Molecular Mechanisms Underpinning the Circulation and Cellular Uptake of Mycobacterium ulcerans Toxin Mycolactone

Bruno Tello Rubio; Florence Bugault; Blandine Baudon; Bertrand Raynal; Sébastien Brûlé; Jean-David Morel; Sarah Saint-Auret; Nicolas Blanchard; Caroline Demangel; Laure Guenin-Macé

doi:10.3389/fphar.2021.733496

Molecular Mechanisms Underpinning the Circulation and Cellular Uptake of Mycobacterium ulcerans Toxin Mycolactone

Front Pharmacol. 2021 Sep 16:12:733496. doi: 10.3389/fphar.2021.733496. eCollection 2021.

Affiliations

¹ Immunobiology of Infection Unit, INSERM U1221, Institut Pasteur, Paris, France.
² Plateforme de Biophysique Moléculaire, UMR 3528 CNRS, Institut Pasteur, Paris, France.
³ CNRS, LIMA, UMR 7042, Université de Haute-Alsace, Université de Strasbourg, Mulhouse, France.

Abstract

Mycolactone is a diffusible lipid toxin produced by Mycobacterium ulcerans, the causative agent of Buruli ulcer disease.
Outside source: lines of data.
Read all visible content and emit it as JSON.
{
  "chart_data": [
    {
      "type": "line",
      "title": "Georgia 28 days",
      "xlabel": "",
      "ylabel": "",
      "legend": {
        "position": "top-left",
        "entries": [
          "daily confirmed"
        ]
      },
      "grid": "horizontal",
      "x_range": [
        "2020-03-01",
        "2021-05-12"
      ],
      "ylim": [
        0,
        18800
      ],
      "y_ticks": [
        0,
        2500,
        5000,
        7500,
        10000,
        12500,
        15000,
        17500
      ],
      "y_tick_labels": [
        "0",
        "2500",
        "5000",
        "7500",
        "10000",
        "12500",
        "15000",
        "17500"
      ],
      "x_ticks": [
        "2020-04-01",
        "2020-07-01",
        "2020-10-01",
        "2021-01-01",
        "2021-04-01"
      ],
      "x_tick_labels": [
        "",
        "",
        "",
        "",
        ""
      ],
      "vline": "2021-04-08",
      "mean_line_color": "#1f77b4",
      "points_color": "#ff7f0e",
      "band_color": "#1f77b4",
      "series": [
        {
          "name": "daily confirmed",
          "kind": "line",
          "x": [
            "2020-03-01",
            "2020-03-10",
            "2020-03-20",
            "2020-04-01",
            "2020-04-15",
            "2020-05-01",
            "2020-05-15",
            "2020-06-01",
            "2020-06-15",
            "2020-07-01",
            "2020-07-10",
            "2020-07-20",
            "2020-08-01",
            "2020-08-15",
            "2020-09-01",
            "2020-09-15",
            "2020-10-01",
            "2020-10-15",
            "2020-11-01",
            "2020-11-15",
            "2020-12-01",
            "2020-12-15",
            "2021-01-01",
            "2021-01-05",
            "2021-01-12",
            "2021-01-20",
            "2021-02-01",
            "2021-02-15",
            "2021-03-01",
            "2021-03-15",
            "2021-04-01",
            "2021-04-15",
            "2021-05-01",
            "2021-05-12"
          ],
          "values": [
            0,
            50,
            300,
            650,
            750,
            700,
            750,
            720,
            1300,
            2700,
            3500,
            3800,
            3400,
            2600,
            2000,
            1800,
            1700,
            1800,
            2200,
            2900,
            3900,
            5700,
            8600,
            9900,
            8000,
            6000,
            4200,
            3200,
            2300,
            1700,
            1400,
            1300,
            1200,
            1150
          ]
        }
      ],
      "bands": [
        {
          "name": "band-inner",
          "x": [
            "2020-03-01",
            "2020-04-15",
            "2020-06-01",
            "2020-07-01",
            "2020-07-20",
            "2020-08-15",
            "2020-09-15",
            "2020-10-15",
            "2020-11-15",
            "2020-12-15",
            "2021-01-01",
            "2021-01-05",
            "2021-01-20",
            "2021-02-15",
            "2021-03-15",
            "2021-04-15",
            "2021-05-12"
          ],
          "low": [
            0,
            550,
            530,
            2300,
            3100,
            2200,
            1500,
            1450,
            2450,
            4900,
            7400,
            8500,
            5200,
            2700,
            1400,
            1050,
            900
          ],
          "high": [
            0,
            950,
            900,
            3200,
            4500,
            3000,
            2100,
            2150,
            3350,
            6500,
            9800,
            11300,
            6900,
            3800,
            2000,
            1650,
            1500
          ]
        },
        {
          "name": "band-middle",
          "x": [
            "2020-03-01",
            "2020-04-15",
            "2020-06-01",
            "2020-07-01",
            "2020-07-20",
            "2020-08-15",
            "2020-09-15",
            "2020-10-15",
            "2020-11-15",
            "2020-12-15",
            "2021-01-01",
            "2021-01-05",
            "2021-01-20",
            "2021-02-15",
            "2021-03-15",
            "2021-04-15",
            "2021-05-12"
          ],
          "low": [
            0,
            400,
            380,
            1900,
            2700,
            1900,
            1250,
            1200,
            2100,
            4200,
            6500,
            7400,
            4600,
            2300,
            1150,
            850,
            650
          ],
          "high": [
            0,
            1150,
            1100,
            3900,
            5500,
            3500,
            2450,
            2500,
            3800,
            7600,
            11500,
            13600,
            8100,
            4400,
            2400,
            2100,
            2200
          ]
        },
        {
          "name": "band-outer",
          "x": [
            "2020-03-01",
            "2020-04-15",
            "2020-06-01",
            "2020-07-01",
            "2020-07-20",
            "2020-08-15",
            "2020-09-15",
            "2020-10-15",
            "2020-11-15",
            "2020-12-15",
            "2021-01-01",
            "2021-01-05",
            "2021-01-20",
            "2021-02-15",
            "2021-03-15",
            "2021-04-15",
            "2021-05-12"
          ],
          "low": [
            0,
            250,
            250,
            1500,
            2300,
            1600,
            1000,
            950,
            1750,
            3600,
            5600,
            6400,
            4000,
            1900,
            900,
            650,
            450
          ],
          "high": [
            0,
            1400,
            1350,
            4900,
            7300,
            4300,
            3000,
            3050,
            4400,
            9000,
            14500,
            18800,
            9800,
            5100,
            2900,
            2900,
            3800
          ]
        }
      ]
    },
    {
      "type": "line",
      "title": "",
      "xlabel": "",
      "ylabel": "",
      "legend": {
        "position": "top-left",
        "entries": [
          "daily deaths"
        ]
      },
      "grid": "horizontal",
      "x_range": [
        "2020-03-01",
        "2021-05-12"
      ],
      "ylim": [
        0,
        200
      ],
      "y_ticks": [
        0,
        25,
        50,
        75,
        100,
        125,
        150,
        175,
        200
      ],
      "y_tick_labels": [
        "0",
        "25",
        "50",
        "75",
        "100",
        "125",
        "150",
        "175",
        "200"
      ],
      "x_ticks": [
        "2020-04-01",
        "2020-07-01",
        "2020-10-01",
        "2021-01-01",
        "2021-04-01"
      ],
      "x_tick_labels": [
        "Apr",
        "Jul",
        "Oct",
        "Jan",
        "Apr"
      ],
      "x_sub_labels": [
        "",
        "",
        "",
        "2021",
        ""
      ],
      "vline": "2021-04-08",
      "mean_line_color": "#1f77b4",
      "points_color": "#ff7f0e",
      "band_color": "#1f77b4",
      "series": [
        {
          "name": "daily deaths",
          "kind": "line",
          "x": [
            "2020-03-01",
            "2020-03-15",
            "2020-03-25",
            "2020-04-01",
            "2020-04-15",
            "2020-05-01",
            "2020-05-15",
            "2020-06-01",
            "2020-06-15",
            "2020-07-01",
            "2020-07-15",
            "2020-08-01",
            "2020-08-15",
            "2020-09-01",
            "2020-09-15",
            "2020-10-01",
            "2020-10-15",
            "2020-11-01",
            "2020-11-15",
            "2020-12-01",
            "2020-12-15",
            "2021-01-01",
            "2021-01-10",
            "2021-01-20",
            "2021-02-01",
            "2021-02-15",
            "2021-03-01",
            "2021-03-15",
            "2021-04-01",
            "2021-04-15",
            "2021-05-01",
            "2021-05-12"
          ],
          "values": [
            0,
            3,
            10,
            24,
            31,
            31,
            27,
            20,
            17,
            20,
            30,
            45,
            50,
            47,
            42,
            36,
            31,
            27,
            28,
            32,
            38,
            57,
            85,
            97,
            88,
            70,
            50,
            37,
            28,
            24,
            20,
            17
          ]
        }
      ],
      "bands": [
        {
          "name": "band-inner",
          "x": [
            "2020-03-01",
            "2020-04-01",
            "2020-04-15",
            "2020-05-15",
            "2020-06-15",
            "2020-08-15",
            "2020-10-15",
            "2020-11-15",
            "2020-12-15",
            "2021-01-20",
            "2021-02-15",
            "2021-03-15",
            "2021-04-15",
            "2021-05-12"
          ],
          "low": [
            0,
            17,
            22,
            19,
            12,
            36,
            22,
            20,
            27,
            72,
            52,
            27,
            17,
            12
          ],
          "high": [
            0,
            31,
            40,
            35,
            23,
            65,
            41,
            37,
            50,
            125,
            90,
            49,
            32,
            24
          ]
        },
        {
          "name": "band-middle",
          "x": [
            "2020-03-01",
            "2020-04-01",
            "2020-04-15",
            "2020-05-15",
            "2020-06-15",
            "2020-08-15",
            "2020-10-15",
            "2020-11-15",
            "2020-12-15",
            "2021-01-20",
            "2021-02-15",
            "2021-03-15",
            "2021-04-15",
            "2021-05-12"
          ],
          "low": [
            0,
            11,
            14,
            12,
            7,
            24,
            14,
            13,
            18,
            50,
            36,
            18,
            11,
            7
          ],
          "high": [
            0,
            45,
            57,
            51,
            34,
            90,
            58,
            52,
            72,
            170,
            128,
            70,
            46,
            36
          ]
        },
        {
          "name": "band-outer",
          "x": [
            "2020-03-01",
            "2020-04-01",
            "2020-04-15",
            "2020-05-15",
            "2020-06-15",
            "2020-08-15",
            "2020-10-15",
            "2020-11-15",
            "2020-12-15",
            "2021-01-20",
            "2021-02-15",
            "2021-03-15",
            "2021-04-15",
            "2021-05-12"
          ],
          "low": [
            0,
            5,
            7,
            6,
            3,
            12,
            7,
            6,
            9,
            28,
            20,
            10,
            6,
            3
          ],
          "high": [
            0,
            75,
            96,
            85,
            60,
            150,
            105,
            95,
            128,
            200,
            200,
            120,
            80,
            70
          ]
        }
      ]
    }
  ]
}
Altough bacterially derived mycolactone has been shown to traffic from cutaneous foci of infection to the bloodstream, the mechanisms underpinning its access to systemic circulation and import by host cells remain largely unknown. Using biophysical and cell-based approaches, we demonstrate that mycolactone specific association to serum albumin and lipoproteins is necessary for its solubilization and is a major mechanism to regulate its bioavailability. We also demonstrate that Scavenger Receptor (SR)-B1 contributes to the cellular uptake of mycolactone. Overall, we suggest a new mechanism of transport and cell entry, challenging the dogma that the toxin enters host cells via passive diffusion.

Keywords: Mycobacterium ulcerans; SR-B1; lipid carriers; mycolactone; uptake.